Spotty looked around, a little scared, a little awed. “Where is this—thing that speaks in a man’s voice?” she asked. “Why can’t we see it?”

“You are looking at me,” the mentat responded. “I am everything you see here, and much of the rest of the complex. Oh, I have a brain, if you want to call it that, and it’s in one place deep in the center of this complex of buildings, but my eyes, my voice, the things I see and hear come from every part of this place that’s still connected, that still has power. I’m even in another far-off place at the same time. That’s because the man who was here before you turned on the power there. The surge was enough for me to feel it and find it.”

“You mean like the demons talk through their lines in the sky?” Spotty pressed, showing an intelligence than her quiet subservience had concealed.

“Yes, sort of. I don’t know how they do it, and I think they probably would barely recognize how I do it, but the general idea is the same. In fact, at one level, energy is energy, whether it’s my kind, the demons’ kind, or things like the lines in the sky or lightning. I’m awake now because some of their energy proved convertible to what I needed. Unlike you, I do not need food or water, but without energy, electricity of some sort, I either go to sleep or even die.”

“Plants get energy from the sun. Are you a plant?” Littlefeet asked. “The others called this place a `plant.’ ”

“Not that kind of plant, no. But, again, the idea is the same. Flowers and trees and grass get their energy, their food, from the sun.”

“Do you move? Can you walk?” Spotty asked it.

“No, I can’t. I’m stuck here. Anything that comes in I can see, hear, and work with. But they must come to me, as you did. I cannot move.”

“A big rock once spoke to me,” Littlefeet remembered. “When I was a kid and all, I got scared and ran. I guess that was something like you, huh?”

There was a moment’s silence, and then the mentat responded, “That was me. So you were one of the boys who came along after those creatures killed poor Jastrow. I would not have known you had you not spoken of it. Your voice has changed. In these three years you have become a man. And now you are here… How… coincidental…”
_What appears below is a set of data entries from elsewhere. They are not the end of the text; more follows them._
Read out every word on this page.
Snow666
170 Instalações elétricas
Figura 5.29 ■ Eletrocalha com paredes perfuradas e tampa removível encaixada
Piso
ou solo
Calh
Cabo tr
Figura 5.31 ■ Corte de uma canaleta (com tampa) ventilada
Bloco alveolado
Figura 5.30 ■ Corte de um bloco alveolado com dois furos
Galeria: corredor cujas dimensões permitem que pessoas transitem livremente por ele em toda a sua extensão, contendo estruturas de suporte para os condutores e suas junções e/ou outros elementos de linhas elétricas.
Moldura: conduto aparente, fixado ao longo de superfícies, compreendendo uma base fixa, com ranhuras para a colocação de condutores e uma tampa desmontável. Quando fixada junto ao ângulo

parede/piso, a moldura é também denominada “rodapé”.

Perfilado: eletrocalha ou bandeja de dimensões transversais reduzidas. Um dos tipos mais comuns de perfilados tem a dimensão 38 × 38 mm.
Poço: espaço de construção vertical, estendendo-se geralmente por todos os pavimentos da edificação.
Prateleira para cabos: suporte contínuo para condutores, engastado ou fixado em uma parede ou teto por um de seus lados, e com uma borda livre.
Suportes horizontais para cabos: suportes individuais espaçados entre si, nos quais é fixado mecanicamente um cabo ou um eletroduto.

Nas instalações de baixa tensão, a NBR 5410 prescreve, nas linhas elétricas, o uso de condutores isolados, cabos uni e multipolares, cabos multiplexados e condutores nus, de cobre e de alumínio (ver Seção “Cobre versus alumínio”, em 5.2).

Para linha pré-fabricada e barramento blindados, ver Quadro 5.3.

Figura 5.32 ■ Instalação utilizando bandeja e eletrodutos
Both Harker and Kat Socolov sensed a slight hostility creeping into the mentat’s otherwise bland tones, but it wasn’t enough to start wondering about it. Not yet.

“We might as well try and get some sleep if we can,” Harker suggested to them. “Until we hear from that hole over there, all we can do is worry and wait.”

There was no effective light at the bottom of the shaft, but the moment N’Gana almost slipped on the rubble of the collapsed elevator car and started cursing, a sliver of pale yellow light shone through a small opening in the wall between the car and the shaft itself.

Voice-activated, he thought. Handy.

With even that little bit of light, he could see the remnants of Jastrow’s frustration. So close and no cigar, the colonel thought. There were long, bent pieces of metal, indentations where things had been pounded or attempts had been made to pry open a larger hole, but it had ultimately only damaged the tools.

Jastrow must have been almost mad down here. The hole was a bit jagged, perhaps large enough for one leg. There even seemed to be some dried blood on some of the jagged edges, which meant that Jastrow may well have tried to force his large body into a very tiny hole.

Inside, there were rows and rows of storage consoles. He could clearly see the posts where human agents would sit, with robotic security controls around them. It looked so normal, as if everybody had just shut down and gone to dinner, and yet it was so unapproachable.